GHR was entrusted with the coordination of NGOs activities before and during the first Conference of the States Parties to the ICED (19 December 2016), which decided that, after its first period of activities, the CED would continue to monitor the Convention.

GHR also regularly presents oral statements during CED sessions. On 7 October 2019, GHR raised concerns for the patterns of arbitrary arrests and secret detention, and for enforced disappearances of migrants. Following questions from CED members, GHR called for a study on enforced disappearances in the context of migration:


Many migrants are disappearing, often voluntarily to escape States’ scrutiny and the
risk of being forced back to their country of origins. But many migrants also disappear forcibly
as they are in the hands of traffickers to cross seas and borders. (..) We have no figures, but we believe this problem should be studied, and questions could be asked when examining the reports of States parties from regions where massive migration flows take place, for instance in Europe (persons coming from Africa and the Middle East, in particular form Syria and Iraq, in Latin America with the flow of migrants from Venezuela), in South East Asia, in particular with the Rohingas
’.GHR letter to the CED, 10 October 2019


As the CED decided to draft a General Comment on Enforced disappearance in the context of migration, GHR focused its 7th Expert Seminar on Enforced Disappearances on this matter (24 November 2021). Five experts presented the problem of disappeared migrants in Central America, Asia, Iraq, and Greece. Other speakers introduced their reports on migration and disappearances (reports from the WGEID, the German Institute for Human Rights, the Geneva Academy). Hugo Relva (Amnesty International), delivered a key-note speech on opportunities and challenges, before Prof. Ramcharan made a first synthesis. The Ambassador of Argentina, Federico Villegas, made the final address.

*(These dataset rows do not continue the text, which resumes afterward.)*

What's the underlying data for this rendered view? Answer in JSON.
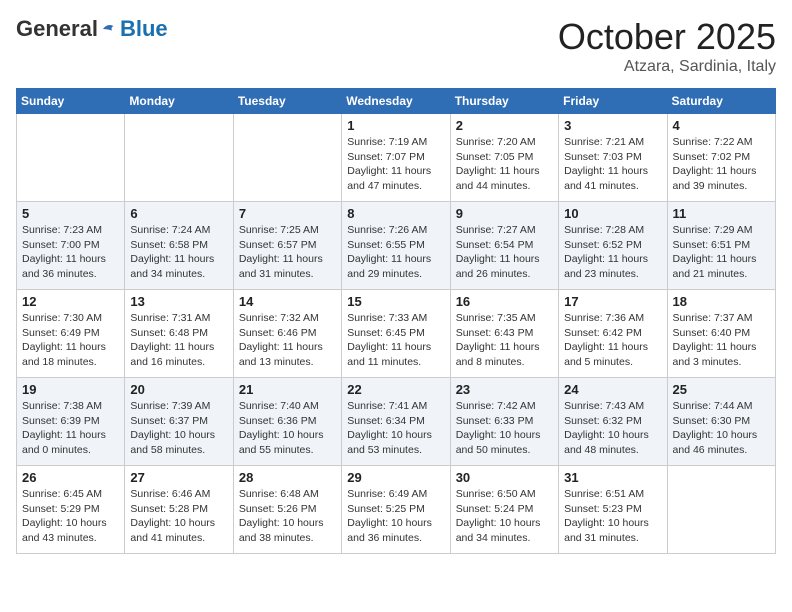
{
  "header": {
    "logo_general": "General",
    "logo_blue": "Blue",
    "month": "October 2025",
    "location": "Atzara, Sardinia, Italy"
  },
  "days_of_week": [
    "Sunday",
    "Monday",
    "Tuesday",
    "Wednesday",
    "Thursday",
    "Friday",
    "Saturday"
  ],
  "weeks": [
    [
      {
        "num": "",
        "sunrise": "",
        "sunset": "",
        "daylight": ""
      },
      {
        "num": "",
        "sunrise": "",
        "sunset": "",
        "daylight": ""
      },
      {
        "num": "",
        "sunrise": "",
        "sunset": "",
        "daylight": ""
      },
      {
        "num": "1",
        "sunrise": "Sunrise: 7:19 AM",
        "sunset": "Sunset: 7:07 PM",
        "daylight": "Daylight: 11 hours and 47 minutes."
      },
      {
        "num": "2",
        "sunrise": "Sunrise: 7:20 AM",
        "sunset": "Sunset: 7:05 PM",
        "daylight": "Daylight: 11 hours and 44 minutes."
      },
      {
        "num": "3",
        "sunrise": "Sunrise: 7:21 AM",
        "sunset": "Sunset: 7:03 PM",
        "daylight": "Daylight: 11 hours and 41 minutes."
      },
      {
        "num": "4",
        "sunrise": "Sunrise: 7:22 AM",
        "sunset": "Sunset: 7:02 PM",
        "daylight": "Daylight: 11 hours and 39 minutes."
      }
    ],
    [
      {
        "num": "5",
        "sunrise": "Sunrise: 7:23 AM",
        "sunset": "Sunset: 7:00 PM",
        "daylight": "Daylight: 11 hours and 36 minutes."
      },
      {
        "num": "6",
        "sunrise": "Sunrise: 7:24 AM",
        "sunset": "Sunset: 6:58 PM",
        "daylight": "Daylight: 11 hours and 34 minutes."
      },
      {
        "num": "7",
        "sunrise": "Sunrise: 7:25 AM",
        "sunset": "Sunset: 6:57 PM",
        "daylight": "Daylight: 11 hours and 31 minutes."
      },
      {
        "num": "8",
        "sunrise": "Sunrise: 7:26 AM",
        "sunset": "Sunset: 6:55 PM",
        "daylight": "Daylight: 11 hours and 29 minutes."
      },
      {
        "num": "9",
        "sunrise": "Sunrise: 7:27 AM",
        "sunset": "Sunset: 6:54 PM",
        "daylight": "Daylight: 11 hours and 26 minutes."
      },
      {
        "num": "10",
        "sunrise": "Sunrise: 7:28 AM",
        "sunset": "Sunset: 6:52 PM",
        "daylight": "Daylight: 11 hours and 23 minutes."
      },
      {
        "num": "11",
        "sunrise": "Sunrise: 7:29 AM",
        "sunset": "Sunset: 6:51 PM",
        "daylight": "Daylight: 11 hours and 21 minutes."
      }
    ],
    [
      {
        "num": "12",
        "sunrise": "Sunrise: 7:30 AM",
        "sunset": "Sunset: 6:49 PM",
        "daylight": "Daylight: 11 hours and 18 minutes."
      },
      {
        "num": "13",
        "sunrise": "Sunrise: 7:31 AM",
        "sunset": "Sunset: 6:48 PM",
        "daylight": "Daylight: 11 hours and 16 minutes."
      },
      {
        "num": "14",
        "sunrise": "Sunrise: 7:32 AM",
        "sunset": "Sunset: 6:46 PM",
        "daylight": "Daylight: 11 hours and 13 minutes."
      },
      {
        "num": "15",
        "sunrise": "Sunrise: 7:33 AM",
        "sunset": "Sunset: 6:45 PM",
        "daylight": "Daylight: 11 hours and 11 minutes."
      },
      {
        "num": "16",
        "sunrise": "Sunrise: 7:35 AM",
        "sunset": "Sunset: 6:43 PM",
        "daylight": "Daylight: 11 hours and 8 minutes."
      },
      {
        "num": "17",
        "sunrise": "Sunrise: 7:36 AM",
        "sunset": "Sunset: 6:42 PM",
        "daylight": "Daylight: 11 hours and 5 minutes."
      },
      {
        "num": "18",
        "sunrise": "Sunrise: 7:37 AM",
        "sunset": "Sunset: 6:40 PM",
        "daylight": "Daylight: 11 hours and 3 minutes."
      }
    ],
    [
      {
        "num": "19",
        "sunrise": "Sunrise: 7:38 AM",
        "sunset": "Sunset: 6:39 PM",
        "daylight": "Daylight: 11 hours and 0 minutes."
      },
      {
        "num": "20",
        "sunrise": "Sunrise: 7:39 AM",
        "sunset": "Sunset: 6:37 PM",
        "daylight": "Daylight: 10 hours and 58 minutes."
      },
      {
        "num": "21",
        "sunrise": "Sunrise: 7:40 AM",
        "sunset": "Sunset: 6:36 PM",
        "daylight": "Daylight: 10 hours and 55 minutes."
      },
      {
        "num": "22",
        "sunrise": "Sunrise: 7:41 AM",
        "sunset": "Sunset: 6:34 PM",
        "daylight": "Daylight: 10 hours and 53 minutes."
      },
      {
        "num": "23",
        "sunrise": "Sunrise: 7:42 AM",
        "sunset": "Sunset: 6:33 PM",
        "daylight": "Daylight: 10 hours and 50 minutes."
      },
      {
        "num": "24",
        "sunrise": "Sunrise: 7:43 AM",
        "sunset": "Sunset: 6:32 PM",
        "daylight": "Daylight: 10 hours and 48 minutes."
      },
      {
        "num": "25",
        "sunrise": "Sunrise: 7:44 AM",
        "sunset": "Sunset: 6:30 PM",
        "daylight": "Daylight: 10 hours and 46 minutes."
      }
    ],
    [
      {
        "num": "26",
        "sunrise": "Sunrise: 6:45 AM",
        "sunset": "Sunset: 5:29 PM",
        "daylight": "Daylight: 10 hours and 43 minutes."
      },
      {
        "num": "27",
        "sunrise": "Sunrise: 6:46 AM",
        "sunset": "Sunset: 5:28 PM",
        "daylight": "Daylight: 10 hours and 41 minutes."
      },
      {
        "num": "28",
        "sunrise": "Sunrise: 6:48 AM",
        "sunset": "Sunset: 5:26 PM",
        "daylight": "Daylight: 10 hours and 38 minutes."
      },
      {
        "num": "29",
        "sunrise": "Sunrise: 6:49 AM",
        "sunset": "Sunset: 5:25 PM",
        "daylight": "Daylight: 10 hours and 36 minutes."
      },
      {
        "num": "30",
        "sunrise": "Sunrise: 6:50 AM",
        "sunset": "Sunset: 5:24 PM",
        "daylight": "Daylight: 10 hours and 34 minutes."
      },
      {
        "num": "31",
        "sunrise": "Sunrise: 6:51 AM",
        "sunset": "Sunset: 5:23 PM",
        "daylight": "Daylight: 10 hours and 31 minutes."
      },
      {
        "num": "",
        "sunrise": "",
        "sunset": "",
        "daylight": ""
      }
    ]
  ]
}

In 2022, GHR transmitted the report of its 7th Expert Seminar to the CED. We also submitted our comments on the Concept note of the CED for its General Comment on enforced disappearances in the context of migration (15 September 2022):



Amidst polarized debates in the HR-Council, due mainly to the (mis)use of religions in the political arenas, GHR started in 2010 this project on the freedom of religion or belief (FoRB), which included a study to better and Courses at the Universites of Padova (2011), and Lyon (2020). In December 2012, GHR and the Human Rights Centre of Padova organized an Expert Seminar in Geneva entitled ‘the UN and Religious Freedom‘. With the support of the Dutch Government, GHR convened In June 2015 a second Seminar on FoRB, this time on gender related rights, with more than 100 participants. The third joint Seminar of Human Rights Centre and GHR took place in Padova (on Religions, Conflicts and Minorities) for the first Academic Board meeting of a new joint PhD Programme of five Universities on ‘Human Rights, Society and Multi-level Governance’ (September 2015).

GHR also trains religious coalitions. We conducted several NGOs briefings on FoRB in Geneva and we supported the initiative of Asian partners to set-up a platform for civil society organisations from seven countries, called South Asia Forum for Freedom of Religion or Belief (SAF-FoRB). In December 2018, GHR trained the forty participants of SAF-FoRB meeting in Bangkok. At their request, In 2019, we prepared their draft By-Laws and background documents for their third Bangkok meeting. Their assignment to GHR for 2020 and 2021 concerned a Report on the best ways to set-up a legal entity for the coalition. Based on their reactions, GHR submitted a draft for their Statutes. In 2022, GHR provided them with further advice on the set-up of their legal entity.